Malaysia’s universities improve in QS global subject score, but UM’s slide tells different story

Malaysia’s universities improve in QS global subject score, but UM’s slide tells different story

KUALA LUMPUR, March 25 — Malaysia’s universities recorded an overall 18 per cent net improvement in the QS World University Rankings by Subject 2026, but beneath that headline figure lies a story that is far more complicated.

While specialist institutions like Universiti Teknologi Petronas and UCSI University surged forward, the country’s most comprehensive research university, Universiti Malaya, posted a net improvement rate of negative 25 per cent — the starkest divergence in the national results.

UM entered more subjects than any other Malaysian university, fielding 40 narrow subject entries and five broad faculty areas, giving it the widest footprint in the rankings by some distance.

Yet of those 40 entries, 19 dropped, 11 remained stable, and only nine climbed, a scorecard that raises questions for an institution that has long been regarded as Malaysia’s flagship university.

The most pointed decline came in Computer Science and Information Systems, where UM fell from 64th to 86th, in a subject where digital capability is increasingly treated as a national economic priority.

UM also slipped in several engineering disciplines and failed to recover its highest-ever position of 72nd in Business and Management Studies, a rank it last held in 2018 and has not approached since.

Taylor’s University told a similar story in its own signature subject, dropping from 20th to 26th in Hospitality and Leisure Management, having once ranked as high as 14th in 2019 when it set what was then Malaysia’s highest-ever subject ranking.

Meanwhile, UTP climbed in nine of its eleven entries and dropped in only two, producing a net improvement rate of 82 per cent that made it the most improved university in Asia Pacific and second most improved in the world.

UCSI University was equally purposeful, debuting at 24th in Music, breaking into the top 50 in both Art and Design and Hospitality and Leisure Management, and recording six new entries in a single edition.

The contrast invites a pointed question: as Malaysia’s specialist universities sharpen their focus and reap the rewards, are the country’s broad-based research universities spreading themselves too thin to compete?

QS senior vice president Ben Sowter acknowledged the structural dimension behind the divergence, saying that “targeted investment in specialist disciplines and industry-linked research can translate into global impact.”

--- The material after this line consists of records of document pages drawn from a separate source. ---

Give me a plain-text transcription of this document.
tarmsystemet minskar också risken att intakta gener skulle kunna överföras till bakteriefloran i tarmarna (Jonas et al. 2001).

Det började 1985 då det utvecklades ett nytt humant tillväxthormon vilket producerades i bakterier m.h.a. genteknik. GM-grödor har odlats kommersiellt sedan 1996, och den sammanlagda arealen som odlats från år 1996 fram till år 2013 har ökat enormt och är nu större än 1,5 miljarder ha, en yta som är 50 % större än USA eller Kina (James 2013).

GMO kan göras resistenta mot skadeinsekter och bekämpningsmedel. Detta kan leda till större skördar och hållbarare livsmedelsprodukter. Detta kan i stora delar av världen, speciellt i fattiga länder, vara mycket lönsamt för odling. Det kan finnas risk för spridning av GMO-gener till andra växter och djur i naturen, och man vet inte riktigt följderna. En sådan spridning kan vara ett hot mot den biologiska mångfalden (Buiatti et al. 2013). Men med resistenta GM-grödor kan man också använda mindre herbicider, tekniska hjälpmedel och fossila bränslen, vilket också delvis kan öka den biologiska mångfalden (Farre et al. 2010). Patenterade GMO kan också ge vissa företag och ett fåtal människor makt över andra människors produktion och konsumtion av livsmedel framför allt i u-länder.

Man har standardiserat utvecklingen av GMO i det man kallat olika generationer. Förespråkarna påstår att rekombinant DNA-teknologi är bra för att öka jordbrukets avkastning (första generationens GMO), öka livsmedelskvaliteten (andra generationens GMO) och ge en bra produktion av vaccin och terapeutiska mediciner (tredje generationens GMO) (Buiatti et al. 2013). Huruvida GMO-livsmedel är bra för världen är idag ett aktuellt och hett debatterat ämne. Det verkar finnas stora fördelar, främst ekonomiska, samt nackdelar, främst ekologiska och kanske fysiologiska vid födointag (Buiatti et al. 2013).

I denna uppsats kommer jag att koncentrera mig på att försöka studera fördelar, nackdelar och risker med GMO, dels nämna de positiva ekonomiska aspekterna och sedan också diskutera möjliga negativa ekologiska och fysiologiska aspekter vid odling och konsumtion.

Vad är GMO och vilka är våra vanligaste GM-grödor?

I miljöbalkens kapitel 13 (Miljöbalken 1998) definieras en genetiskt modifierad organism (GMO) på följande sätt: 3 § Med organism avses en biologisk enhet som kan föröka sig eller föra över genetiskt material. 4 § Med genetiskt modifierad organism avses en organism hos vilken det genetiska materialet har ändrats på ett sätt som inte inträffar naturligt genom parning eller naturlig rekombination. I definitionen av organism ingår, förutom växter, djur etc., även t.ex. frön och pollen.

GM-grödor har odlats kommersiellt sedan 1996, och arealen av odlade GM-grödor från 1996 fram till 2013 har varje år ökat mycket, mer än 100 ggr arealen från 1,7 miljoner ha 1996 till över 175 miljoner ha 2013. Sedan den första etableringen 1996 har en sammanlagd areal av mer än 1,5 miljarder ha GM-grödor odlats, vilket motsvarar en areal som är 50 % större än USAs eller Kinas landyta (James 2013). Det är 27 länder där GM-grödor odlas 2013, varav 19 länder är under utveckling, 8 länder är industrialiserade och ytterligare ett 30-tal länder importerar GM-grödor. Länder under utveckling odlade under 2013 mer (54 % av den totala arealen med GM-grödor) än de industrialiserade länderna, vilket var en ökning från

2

His framing implicitly identifies what the data makes explicit: that breadth without focus carries a cost, and that the institutions gaining ground fastest are those that have chosen depth over coverage.

Sowter also pointed to the policy environment as a shaping force, noting that Malaysia’s overall improvement “reflects the long-term impact of reforms set out in the Malaysia Education Blueprint 2015-2025 and its continuation in the new Malaysia Higher Education Blueprint 2026-2035.”

Yet if that blueprint is lifting the national average, it is not lifting all universities equally, and the gap between the risers and the sliders is wide enough to demand attention from policymakers, university leaders, and prospective students alike.